Lovelock’s pondering of why Earth’s atmosphere is so different from Mars and Venus was the genesis of his Gaia concept. He particularly noted the fact that, although our sun’s energy output increased 30 per cent during the 3.5 billion years that life existed on Earth, Earth’s surface temperature remained constant – physics alone predicts the Earth’s surface temperature should have markedly increased. He concluded the Earth is self-regulating and that life had kept Earth cool. Earth’s atmosphere was continually changing because of its living/breathing inhabitants, while the atmosphere of sterile Mars remained static.

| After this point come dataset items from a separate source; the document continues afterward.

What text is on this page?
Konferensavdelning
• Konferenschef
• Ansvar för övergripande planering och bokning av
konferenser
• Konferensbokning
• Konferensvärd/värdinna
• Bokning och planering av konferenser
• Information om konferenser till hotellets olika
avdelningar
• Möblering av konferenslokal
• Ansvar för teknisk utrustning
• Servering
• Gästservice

Early Earth’s atmosphere was mainly CO2 and water vapour. Water vapour condensed to form the oceans. The earliest ocean lifeforms sucked CO2 from the atmosphere through photosynthesis, releasing oxygen back into it. The concentration of atmospheric CO2 declined over deep time to its present trace levels and O2 built up to nourish oxygen-dependent organisms. In collaboration with American biologist Lynn Margulis in the 1970s, Lovelock postulated that the Earth’s biosphere is a self-cooling/regulating system that unconsciously manipulates the Earth (atmosphere, rocks, water) to suit itself. Lovelock named his hypothesis Gaia after the Greek goddess who personified Earth.

In his 2006 book The Revenge of Gaia Lovelock predicted that humans had gone too far and too quickly in changing the environment and that Gaia could soon exact severe revenge

Science was initially sceptical of Gaia but fairly quickly accepted its main tenets. The Greens enthusiastically welcomed Gaia. Lovelock called himself “an old-fashioned Green” and made scathing remarks about current environmentalism such as “the environmental movement has become a religion and religion doesn’t worry much about the facts” and “too many greens are not just ignorant of science, they hate science”. He likened greens to “some global over-anxious mother figure who is so concerned about small risks that she ignores the real dangers”.

Lovelock never believed environmentalism should rule out all forms of power generation apart from renewables and advocated that Britain should become energy independent through a combination of nuclear power and fracking shale gas, both low CO2-emitting activities.

In his 2006 book The Revenge of Gaia Lovelock predicted that humans had gone too far and too quickly in changing the environment and that Gaia could soon exact severe revenge. He later revised his position stating he had based his prediction on exaggerated assumptions and that it is extremely difficult to predict future climate.

Lovelock’s death prompted many obituaries, notably in the Guardian. He advanced our knowledge and understanding of our Earth and solar system in an immense way. He will be greatly missed.